Hırs; sabra galip gelirse kötülük kazanır,
Hırs; sabra yenilirse de iyilik ve güzellik…
Burada da bu iki şeyi yönlendiren ve yöneten insan beynidir ve her ikisi için de insan beyninin yıpranmasına veya güçlenmesine doğrudan etki eder.
*
Efendim, varmak istediğim nokta şurası;
Avcılar Belediye Başkanı Sayın Değirmenci ile bölgemizde uzun zamandır haftalık gazete çıkaran Haberveriyorum gazetesi imtiyaz sahibi Pınarbaşlı arasında 10 Kasım günü yaşanmış olan üzücü olay.

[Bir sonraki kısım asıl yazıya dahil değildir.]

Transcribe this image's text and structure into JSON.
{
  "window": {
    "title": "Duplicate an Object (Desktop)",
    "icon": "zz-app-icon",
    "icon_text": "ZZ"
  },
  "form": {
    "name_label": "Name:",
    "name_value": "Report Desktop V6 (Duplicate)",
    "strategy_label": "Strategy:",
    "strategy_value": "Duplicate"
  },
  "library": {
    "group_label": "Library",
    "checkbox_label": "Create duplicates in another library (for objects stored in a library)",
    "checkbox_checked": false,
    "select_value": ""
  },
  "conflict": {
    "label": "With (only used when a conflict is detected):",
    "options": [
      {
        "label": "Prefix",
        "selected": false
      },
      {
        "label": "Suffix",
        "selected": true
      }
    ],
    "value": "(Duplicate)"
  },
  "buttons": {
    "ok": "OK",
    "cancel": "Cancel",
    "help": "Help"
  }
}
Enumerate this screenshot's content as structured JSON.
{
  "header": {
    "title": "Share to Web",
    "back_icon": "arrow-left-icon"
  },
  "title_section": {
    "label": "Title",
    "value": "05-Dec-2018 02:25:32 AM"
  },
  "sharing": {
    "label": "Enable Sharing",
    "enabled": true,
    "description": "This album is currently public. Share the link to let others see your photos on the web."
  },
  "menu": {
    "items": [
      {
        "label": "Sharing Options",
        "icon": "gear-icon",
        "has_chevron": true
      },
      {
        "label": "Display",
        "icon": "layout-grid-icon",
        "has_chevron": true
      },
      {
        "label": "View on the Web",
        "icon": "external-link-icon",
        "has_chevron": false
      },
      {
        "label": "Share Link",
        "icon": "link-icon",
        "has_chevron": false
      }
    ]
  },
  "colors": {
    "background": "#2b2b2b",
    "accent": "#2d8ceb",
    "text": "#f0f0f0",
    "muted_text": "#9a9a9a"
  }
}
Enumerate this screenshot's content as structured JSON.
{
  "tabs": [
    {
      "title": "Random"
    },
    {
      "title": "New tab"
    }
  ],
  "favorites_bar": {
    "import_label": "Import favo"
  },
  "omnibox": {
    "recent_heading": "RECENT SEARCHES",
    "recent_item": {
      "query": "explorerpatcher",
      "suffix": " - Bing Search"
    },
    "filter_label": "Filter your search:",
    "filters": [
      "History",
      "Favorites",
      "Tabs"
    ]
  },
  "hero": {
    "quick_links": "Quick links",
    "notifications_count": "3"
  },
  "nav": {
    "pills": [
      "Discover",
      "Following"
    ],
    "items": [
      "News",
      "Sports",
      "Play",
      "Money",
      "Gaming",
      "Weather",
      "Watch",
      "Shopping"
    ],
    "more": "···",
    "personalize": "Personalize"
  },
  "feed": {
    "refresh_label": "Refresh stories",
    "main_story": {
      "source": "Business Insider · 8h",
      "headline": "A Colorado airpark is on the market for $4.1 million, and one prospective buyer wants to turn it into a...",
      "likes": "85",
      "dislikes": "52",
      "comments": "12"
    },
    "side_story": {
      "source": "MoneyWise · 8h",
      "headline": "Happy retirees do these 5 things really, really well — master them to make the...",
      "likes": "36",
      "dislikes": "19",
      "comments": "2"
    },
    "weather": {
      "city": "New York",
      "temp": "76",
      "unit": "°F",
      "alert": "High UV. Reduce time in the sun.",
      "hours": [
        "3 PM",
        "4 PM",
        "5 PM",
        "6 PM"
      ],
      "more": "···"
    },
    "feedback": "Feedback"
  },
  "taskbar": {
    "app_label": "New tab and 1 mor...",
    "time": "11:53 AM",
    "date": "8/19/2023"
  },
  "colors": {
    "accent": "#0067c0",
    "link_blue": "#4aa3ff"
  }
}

Her iki tarafın da hırslarına yenilerek, sabrı unutup, toplum önünde verdikleri fotoğrafın pek de hoş olmadığını anlatmak istiyorum.
Bir belediye başkanının da bir gazetecinin de kafasına göre davranış sergileyemeyeceklerini, göz önünde olan bu insanların akıllarına estiği gibi davranış sergileyemeyeceklerini anlatmaya çalışıyorum.
Hem belediye başkanlarımızın hem de gazetecilerimizin sorumluluklarını, görevlerini ve yaptıkları davranışlarını; sarf ettikleri sözlerin ve yazdıkları yazıların geri dönüşümlerini kendilerine ve yaptıkları mesleklerine katacağı veya vereceği fayda ve zararı iyi hesap etmelidirler.
Yani efendim kimimiz hırsımıza galip gelmeyi bilirken, kimimiz de sabrımıza sığınmayı bilmeliyiz…
Öyle değil mi ama…
Yoksa başka türlü nasıl anlaşabiliriz ki?